Como para confirmar, o Xavier subiu-lhe ao colo e ronronou, esticando a pata até ao rosto. A Mafalda não conteve o sorriso, passando-lhe a mão pelo pêlo macio.
Vês? Até o Xavier entende isso. Não é perfeito, às vezes esconde meias ou tenta destruir a cortina, mas continua a ser tudo para mim.
Estendi-lhe uma folha de papel, numa oferta silenciosa.

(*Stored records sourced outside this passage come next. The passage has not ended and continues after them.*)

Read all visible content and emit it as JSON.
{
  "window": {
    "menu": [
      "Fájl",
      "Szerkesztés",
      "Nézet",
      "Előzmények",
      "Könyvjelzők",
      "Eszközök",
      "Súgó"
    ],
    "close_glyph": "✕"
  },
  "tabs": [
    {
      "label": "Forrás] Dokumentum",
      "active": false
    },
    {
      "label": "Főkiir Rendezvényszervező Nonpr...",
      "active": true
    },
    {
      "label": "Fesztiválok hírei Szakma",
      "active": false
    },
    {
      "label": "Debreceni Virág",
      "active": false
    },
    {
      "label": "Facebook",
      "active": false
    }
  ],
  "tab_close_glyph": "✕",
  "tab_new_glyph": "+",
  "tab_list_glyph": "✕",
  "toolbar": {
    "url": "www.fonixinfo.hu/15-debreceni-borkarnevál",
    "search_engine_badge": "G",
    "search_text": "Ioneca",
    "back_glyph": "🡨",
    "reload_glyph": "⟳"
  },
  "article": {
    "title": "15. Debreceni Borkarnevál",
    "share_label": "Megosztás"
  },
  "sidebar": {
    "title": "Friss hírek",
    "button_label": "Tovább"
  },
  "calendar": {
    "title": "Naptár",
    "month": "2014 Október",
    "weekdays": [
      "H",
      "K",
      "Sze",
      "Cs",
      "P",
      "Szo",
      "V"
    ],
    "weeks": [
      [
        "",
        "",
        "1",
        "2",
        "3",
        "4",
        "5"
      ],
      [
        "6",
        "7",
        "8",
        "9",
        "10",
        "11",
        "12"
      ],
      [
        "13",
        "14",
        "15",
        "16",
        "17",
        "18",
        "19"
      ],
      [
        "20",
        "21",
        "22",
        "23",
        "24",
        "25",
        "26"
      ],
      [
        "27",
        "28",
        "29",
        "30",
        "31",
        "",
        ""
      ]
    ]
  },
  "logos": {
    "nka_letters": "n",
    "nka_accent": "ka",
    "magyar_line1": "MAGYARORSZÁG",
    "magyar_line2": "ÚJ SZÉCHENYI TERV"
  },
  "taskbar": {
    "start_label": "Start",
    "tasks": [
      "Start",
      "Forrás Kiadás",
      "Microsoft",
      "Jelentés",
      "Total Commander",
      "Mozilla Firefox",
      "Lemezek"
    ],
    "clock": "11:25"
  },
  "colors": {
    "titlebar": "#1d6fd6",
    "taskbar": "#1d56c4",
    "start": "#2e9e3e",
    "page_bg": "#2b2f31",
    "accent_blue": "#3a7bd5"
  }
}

E não disfarcei o orgulho por dentro: sobreviver ao que Mafalda sobreviveu era digno de admiração.
És muito forte, Mafalda. Nem imagino o que passaste, e é bom ver-te sorrir outra vez. Mesmo.
Sim, agora estou bem, assentiu, a olhar para as luzes que começavam a brilhar no céu da cidade. Quero o mesmo para ti. Por isso, sem pressas, Hugo. Vive com o Vasco, vê como reage às contrariedades, aos dias maus. Amar não é só palavras, são gestos e respeito. É poder dizer hoje não consigo, e ouvir aqui estou para ajudar.
Fiquei a passar a mão no Xavier, agora a dormir, embalado pelo calor e pelo sussurro sereno da sala. O crepitar da lareira, a sombra dourada nas paredes, o compasso do relógio antigo, tudo desenhava um aconchego.
Obrigado, Mafalda. De verdade. Vou pensar, prometo.
Ela sorriu, pegou na chávena de café já frio e bebeu um trago. E nesse instante vi nela paz talvez não perfeita, mas finalmente conquistada. O Xavier sonhava no colo, ao meu lado sentava-se uma amiga leal, e Lisboa, lá fora, brilhava de estrelas. A lição ficou: nunca vendas a tua tranquilidade por uma miragem. Aprende a escutar-te, a saber o que vales e a rodear-te de quem enxerga quem tu és. Porque só então é casa. E amor.